Nous franchissons le col de Paùl qui me paraît aussi beau et facile à parcourir que les Champs Elysées et nous progressons sur le glacier vers la vallée d’Astos. Puis nous obliquons à droite et descendons dans la direction de Turmes. Le soir descend et, vers 20h, nous apercevons les feux d’un camp militaire, près du refuge vers lequel nous allons, mais la nuit nous surprend. Et c’est à tâtons que nous franchissons le Rio d’Astos vers le refuge d’Estos autrement appelé El Cantal, du nom d’un gros rocher tout proche de la cabane du Soldat.

Nous sommes descendus de 1600 mètres depuis le Posets.
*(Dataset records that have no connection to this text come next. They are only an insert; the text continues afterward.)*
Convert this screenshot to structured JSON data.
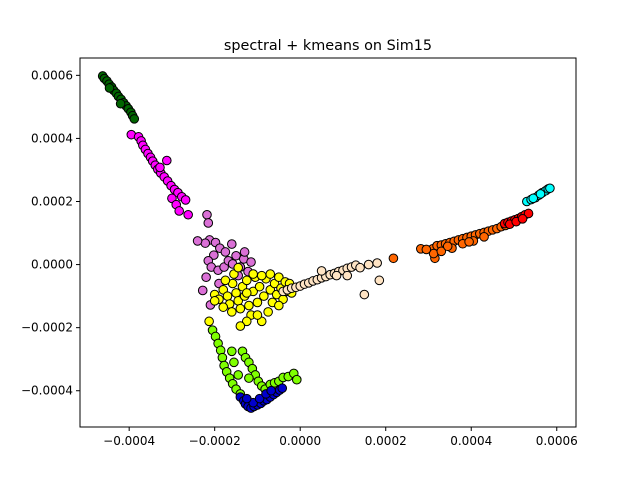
{
  "chart_data": {
    "type": "scatter",
    "title": "spectral + kmeans on Sim15",
    "xlabel": "",
    "ylabel": "",
    "xlim": [
      -0.000515,
      0.000645
    ],
    "ylim": [
      -0.000515,
      0.000655
    ],
    "xticks": [
      {
        "value": -0.0004,
        "label": "−0.0004"
      },
      {
        "value": -0.0002,
        "label": "−0.0002"
      },
      {
        "value": 0.0,
        "label": "0.0000"
      },
      {
        "value": 0.0002,
        "label": "0.0002"
      },
      {
        "value": 0.0004,
        "label": "0.0004"
      },
      {
        "value": 0.0006,
        "label": "0.0006"
      }
    ],
    "yticks": [
      {
        "value": -0.0004,
        "label": "−0.0004"
      },
      {
        "value": -0.0002,
        "label": "−0.0002"
      },
      {
        "value": 0.0,
        "label": "0.0000"
      },
      {
        "value": 0.0002,
        "label": "0.0002"
      },
      {
        "value": 0.0004,
        "label": "0.0004"
      },
      {
        "value": 0.0006,
        "label": "0.0006"
      }
    ],
    "grid": false,
    "marker_edge_color": "#000000",
    "series": [
      {
        "color": "#006400",
        "points": [
          [
            -0.000462,
            0.000598
          ],
          [
            -0.000458,
            0.00059
          ],
          [
            -0.000452,
            0.000582
          ],
          [
            -0.000447,
            0.000572
          ],
          [
            -0.000441,
            0.000563
          ],
          [
            -0.000436,
            0.000552
          ],
          [
            -0.00043,
            0.000543
          ],
          [
            -0.000425,
            0.000533
          ],
          [
            -0.000419,
            0.000524
          ],
          [
            -0.000413,
            0.000513
          ],
          [
            -0.000407,
            0.000503
          ],
          [
            -0.000402,
            0.000494
          ],
          [
            -0.000396,
            0.000483
          ],
          [
            -0.000392,
            0.000472
          ],
          [
            -0.000388,
            0.000462
          ],
          [
            -0.000446,
            0.00056
          ],
          [
            -0.00042,
            0.00051
          ]
        ]
      },
      {
        "color": "#ff00ff",
        "points": [
          [
            -0.000395,
            0.000412
          ],
          [
            -0.000378,
            0.000405
          ],
          [
            -0.000372,
            0.000392
          ],
          [
            -0.000368,
            0.000378
          ],
          [
            -0.000362,
            0.000365
          ],
          [
            -0.000356,
            0.000352
          ],
          [
            -0.00035,
            0.00034
          ],
          [
            -0.000345,
            0.000328
          ],
          [
            -0.000339,
            0.000315
          ],
          [
            -0.000333,
            0.000302
          ],
          [
            -0.000326,
            0.00029
          ],
          [
            -0.000318,
            0.000278
          ],
          [
            -0.00031,
            0.000265
          ],
          [
            -0.000302,
            0.00025
          ],
          [
            -0.000294,
            0.000238
          ],
          [
            -0.000286,
            0.000228
          ],
          [
            -0.000277,
            0.000215
          ],
          [
            -0.000268,
            0.000205
          ],
          [
            -0.000312,
            0.00033
          ],
          [
            -0.0003,
            0.00021
          ],
          [
            -0.00029,
            0.00019
          ],
          [
            -0.000283,
            0.00017
          ],
          [
            -0.000262,
            0.000158
          ],
          [
            -0.000328,
            0.000308
          ]
        ]
      },
      {
        "color": "#da70d6",
        "points": [
          [
            -0.000218,
            0.000158
          ],
          [
            -0.000215,
            0.000132
          ],
          [
            -0.000212,
            7.8e-05
          ],
          [
            -0.000222,
            6.8e-05
          ],
          [
            -0.000198,
            7e-05
          ],
          [
            -0.000188,
            5.2e-05
          ],
          [
            -0.000202,
            3e-05
          ],
          [
            -0.000215,
            1.2e-05
          ],
          [
            -0.000208,
            -8e-06
          ],
          [
            -0.000192,
            -1.8e-05
          ],
          [
            -0.000178,
            -8e-06
          ],
          [
            -0.000168,
            1.2e-05
          ],
          [
            -0.000158,
            2e-06
          ],
          [
            -0.00015,
            2.8e-05
          ],
          [
            -0.00014,
            -8e-06
          ],
          [
            -0.000132,
            1.8e-05
          ],
          [
            -0.000122,
            -2.2e-05
          ],
          [
            -0.000115,
            8e-06
          ],
          [
            -0.00022,
            -4e-05
          ],
          [
            -0.000228,
            -8.2e-05
          ],
          [
            -0.00021,
            -0.000128
          ],
          [
            -0.00019,
            -6e-05
          ],
          [
            -0.000175,
            4e-05
          ],
          [
            -0.00016,
            6.5e-05
          ],
          [
            -0.00024,
            7.5e-05
          ],
          [
            -0.00013,
            4e-05
          ],
          [
            -0.000145,
            -3.5e-05
          ]
        ]
      },
      {
        "color": "#ffff00",
        "points": [
          [
            -0.0002,
            -9.5e-05
          ],
          [
            -0.00019,
            -0.00011
          ],
          [
            -0.00018,
            -8e-05
          ],
          [
            -0.00017,
            -0.0001
          ],
          [
            -0.000165,
            -0.000125
          ],
          [
            -0.000158,
            -6e-05
          ],
          [
            -0.00015,
            -9e-05
          ],
          [
            -0.000145,
            -0.000115
          ],
          [
            -0.00014,
            -0.00014
          ],
          [
            -0.000135,
            -7e-05
          ],
          [
            -0.00013,
            -0.0001
          ],
          [
            -0.000125,
            -5e-05
          ],
          [
            -0.00012,
            -0.00013
          ],
          [
            -0.000115,
            -0.00016
          ],
          [
            -0.00011,
            -8.5e-05
          ],
          [
            -0.000105,
            -4e-05
          ],
          [
            -0.0001,
            -0.00012
          ],
          [
            -9.5e-05,
            -7e-05
          ],
          [
            -9e-05,
            -0.00018
          ],
          [
            -8.5e-05,
            -0.0001
          ],
          [
            -8e-05,
            -4.5e-05
          ],
          [
            -7.5e-05,
            -0.00015
          ],
          [
            -7e-05,
            -8e-05
          ],
          [
            -6.5e-05,
            -0.00012
          ],
          [
            -6e-05,
            -6e-05
          ],
          [
            -5.5e-05,
            -9.5e-05
          ],
          [
            -5e-05,
            -4e-05
          ],
          [
            -4.5e-05,
            -7.5e-05
          ],
          [
            -4e-05,
            -0.00011
          ],
          [
            -3.5e-05,
            -5.5e-05
          ],
          [
            -3e-05,
            -8.5e-05
          ],
          [
            -2.5e-05,
            -6e-05
          ],
          [
            -2e-05,
            -9e-05
          ],
          [
            -0.00016,
            -0.00015
          ],
          [
            -0.000125,
            -0.00018
          ],
          [
            -0.000155,
            -3e-05
          ],
          [
            -0.00011,
            -3e-05
          ],
          [
            -9e-05,
            -3.5e-05
          ],
          [
            -0.00018,
            -0.000135
          ],
          [
            -0.0002,
            -0.000115
          ],
          [
            -0.000213,
            -0.00018
          ],
          [
            -0.00014,
            -0.000195
          ],
          [
            -0.0001,
            -0.00016
          ],
          [
            -7e-05,
            -3e-05
          ],
          [
            -5e-05,
            -0.00013
          ],
          [
            -0.000145,
            -1e-05
          ],
          [
            -0.000125,
            -9e-05
          ],
          [
            -0.000175,
            -5e-05
          ]
        ]
      },
      {
        "color": "#ffe4c4",
        "points": [
          [
            -4e-05,
            -8.5e-05
          ],
          [
            -3e-05,
            -8e-05
          ],
          [
            -2e-05,
            -7.5e-05
          ],
          [
            -1e-05,
            -7.2e-05
          ],
          [
            0.0,
            -6.8e-05
          ],
          [
            1e-05,
            -6.2e-05
          ],
          [
            2e-05,
            -5.8e-05
          ],
          [
            3e-05,
            -5.2e-05
          ],
          [
            4e-05,
            -4.8e-05
          ],
          [
            5e-05,
            -4.2e-05
          ],
          [
            6e-05,
            -3.8e-05
          ],
          [
            7e-05,
            -3.2e-05
          ],
          [
            8e-05,
            -2.8e-05
          ],
          [
            9e-05,
            -2.2e-05
          ],
          [
            0.0001,
            -1.8e-05
          ],
          [
            0.00011,
            -1.2e-05
          ],
          [
            0.00012,
            -8e-06
          ],
          [
            0.00013,
            -2e-06
          ],
          [
            0.00016,
            0.0
          ],
          [
            0.000185,
            -5e-05
          ],
          [
            0.00015,
            -9.5e-05
          ],
          [
            8.5e-05,
            -3.5e-05
          ],
          [
            0.00011,
            -3.5e-05
          ],
          [
            0.00018,
            5e-06
          ],
          [
            5e-05,
            -2e-05
          ],
          [
            0.00014,
            -1e-05
          ]
        ]
      },
      {
        "color": "#7fff00",
        "points": [
          [
            -0.000205,
            -0.000208
          ],
          [
            -0.000198,
            -0.000228
          ],
          [
            -0.000192,
            -0.00025
          ],
          [
            -0.000186,
            -0.000272
          ],
          [
            -0.000182,
            -0.000295
          ],
          [
            -0.000178,
            -0.00032
          ],
          [
            -0.000172,
            -0.00034
          ],
          [
            -0.000165,
            -0.00036
          ],
          [
            -0.000158,
            -0.000378
          ],
          [
            -0.00015,
            -0.000395
          ],
          [
            -0.00014,
            -0.00041
          ],
          [
            -0.000135,
            -0.000275
          ],
          [
            -0.000128,
            -0.000295
          ],
          [
            -0.00012,
            -0.00031
          ],
          [
            -0.000112,
            -0.00033
          ],
          [
            -0.000105,
            -0.00035
          ],
          [
            -9.8e-05,
            -0.00037
          ],
          [
            -9e-05,
            -0.000385
          ],
          [
            -8.2e-05,
            -0.000395
          ],
          [
            -7e-05,
            -0.00038
          ],
          [
            -6e-05,
            -0.000375
          ],
          [
            -5e-05,
            -0.00037
          ],
          [
            -4e-05,
            -0.000358
          ],
          [
            -2.8e-05,
            -0.000355
          ],
          [
            -1.5e-05,
            -0.000345
          ],
          [
            -8e-06,
            -0.000365
          ],
          [
            -0.000145,
            -0.00035
          ],
          [
            -0.000155,
            -0.00031
          ],
          [
            -0.00012,
            -0.00036
          ],
          [
            -0.00016,
            -0.000275
          ]
        ]
      },
      {
        "color": "#0000cd",
        "points": [
          [
            -0.00014,
            -0.00042
          ],
          [
            -0.000132,
            -0.000432
          ],
          [
            -0.000128,
            -0.000442
          ],
          [
            -0.000122,
            -0.00045
          ],
          [
            -0.000115,
            -0.000455
          ],
          [
            -0.000108,
            -0.00045
          ],
          [
            -0.0001,
            -0.000445
          ],
          [
            -9.2e-05,
            -0.00044
          ],
          [
            -8.5e-05,
            -0.000432
          ],
          [
            -7.8e-05,
            -0.000428
          ],
          [
            -7e-05,
            -0.00042
          ],
          [
            -6.2e-05,
            -0.000412
          ],
          [
            -5.5e-05,
            -0.000405
          ],
          [
            -4.8e-05,
            -0.000398
          ],
          [
            -4.2e-05,
            -0.000392
          ],
          [
            -0.00011,
            -0.000438
          ],
          [
            -9.5e-05,
            -0.000425
          ],
          [
            -8e-05,
            -0.00041
          ],
          [
            -0.000125,
            -0.000425
          ],
          [
            -6.8e-05,
            -0.0004
          ]
        ]
      },
      {
        "color": "#ff6600",
        "points": [
          [
            0.00031,
            5e-05
          ],
          [
            0.00032,
            6e-05
          ],
          [
            0.00033,
            6.2e-05
          ],
          [
            0.00034,
            6.6e-05
          ],
          [
            0.00035,
            7e-05
          ],
          [
            0.00036,
            7.4e-05
          ],
          [
            0.00037,
            7.8e-05
          ],
          [
            0.00038,
            8.2e-05
          ],
          [
            0.00039,
            8.6e-05
          ],
          [
            0.0004,
            9e-05
          ],
          [
            0.00041,
            9.4e-05
          ],
          [
            0.00042,
            9.8e-05
          ],
          [
            0.00043,
            0.000102
          ],
          [
            0.00044,
            0.000106
          ],
          [
            0.00045,
            0.00011
          ],
          [
            0.00046,
            0.000114
          ],
          [
            0.00047,
            0.00012
          ],
          [
            0.00048,
            0.000124
          ],
          [
            0.000315,
            2e-05
          ],
          [
            0.000312,
            3.5e-05
          ],
          [
            0.00033,
            4.2e-05
          ],
          [
            0.000355,
            5.2e-05
          ],
          [
            0.00038,
            6.6e-05
          ],
          [
            0.000405,
            7.5e-05
          ],
          [
            0.00043,
            8.8e-05
          ],
          [
            0.000282,
            5e-05
          ],
          [
            0.000295,
            4.8e-05
          ],
          [
            0.000218,
            2e-05
          ],
          [
            0.000345,
            5.8e-05
          ],
          [
            0.000395,
            7.2e-05
          ]
        ]
      },
      {
        "color": "#ff0000",
        "points": [
          [
            0.000478,
            0.00013
          ],
          [
            0.000486,
            0.000134
          ],
          [
            0.000494,
            0.000138
          ],
          [
            0.000502,
            0.000142
          ],
          [
            0.00051,
            0.000146
          ],
          [
            0.000518,
            0.000152
          ],
          [
            0.000526,
            0.000158
          ],
          [
            0.000534,
            0.000162
          ],
          [
            0.00049,
            0.000128
          ],
          [
            0.000505,
            0.000136
          ],
          [
            0.00052,
            0.000145
          ]
        ]
      },
      {
        "color": "#00ffff",
        "points": [
          [
            0.00053,
            0.0002
          ],
          [
            0.00054,
            0.000206
          ],
          [
            0.00055,
            0.000212
          ],
          [
            0.000558,
            0.00022
          ],
          [
            0.000566,
            0.000228
          ],
          [
            0.000574,
            0.000234
          ],
          [
            0.00058,
            0.00024
          ],
          [
            0.000584,
            0.000242
          ],
          [
            0.000545,
            0.00021
          ],
          [
            0.000562,
            0.000224
          ]
        ]
      }
    ]
  }
}
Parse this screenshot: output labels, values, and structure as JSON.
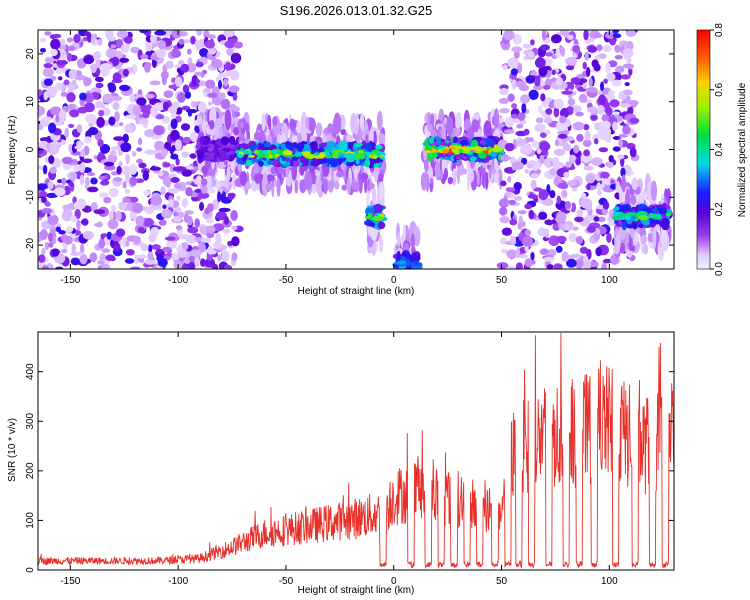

Le jeune gardien du refuge parle français admirablement et me dit qu’il l’a appris à Bordeaux. Je lui demande s’il connaît le gardien de la Rencluse qui m’a guidé vers le Nétou il y a plus de vingt ans et qui avait également vécu à Bordeaux. C’est son père. Nous tombons dans les bras l’un de l’autre. Il s’appelle José Abadias et a bien développé la tradition familiale. Le grand-père est mort au Nétou foudroyé. La grand-mère, une espagnole aux traits fins, dont il me montre la photo, a maintenu la tradition du Nétou. Elle vient de mourir.

Le père que nous avons bien connu est toujours à la Rencluse et lui, son fils, vient de construire ce refuge d’Estos qui est merveilleux. Il nous fait manger de l’isard et nous sert un vin excellent. Son refuge est très propre et il s’arrange pour nous coucher dans une pièce à part.

Nous avions l’intention de revenir par le port de Vénasque et nous rêvions de mulets espagnols qui nous remonteraient vers la frontière française. Hélas, nous sommes des indésirables. Malgré notre visa espagnol, cette zone est interdite, comme toutes les Pyrénées espagnoles dont l’accès est désormais soumis à l’autorisation du ‘ Capitan General ’ à Saragosse, sorte de gouverneur militaire du nord de l’Espagne.

Nous sommes dans la ‘zona de guerra’ où nous n’aurions jamais dû entrer. A deux kilomètres, nous verrons le lendemain dans la vallée, à la lorgnette, une grande caserne pour les troupes espagnoles qui pourrait loger 500 soldats. On nous raconte que les excursionnistes français sont emmenés 2 ou 3 jours à Vénasque, puis refoulés par les cols par lesquels ils sont entrés, et cela malgré leur passeport avec visa espagnol. Nous frémissons à l’idée de repasser par le Posets et Caouarère. Une seule solution : filer par le port d’Oô dont l’accès s’amorce juste derrière le refuge et qui est trop fatigant pour les patrouilles, celles-ci se prélassant surtout dans les vallées en éventail de Vénasque vers la frontière.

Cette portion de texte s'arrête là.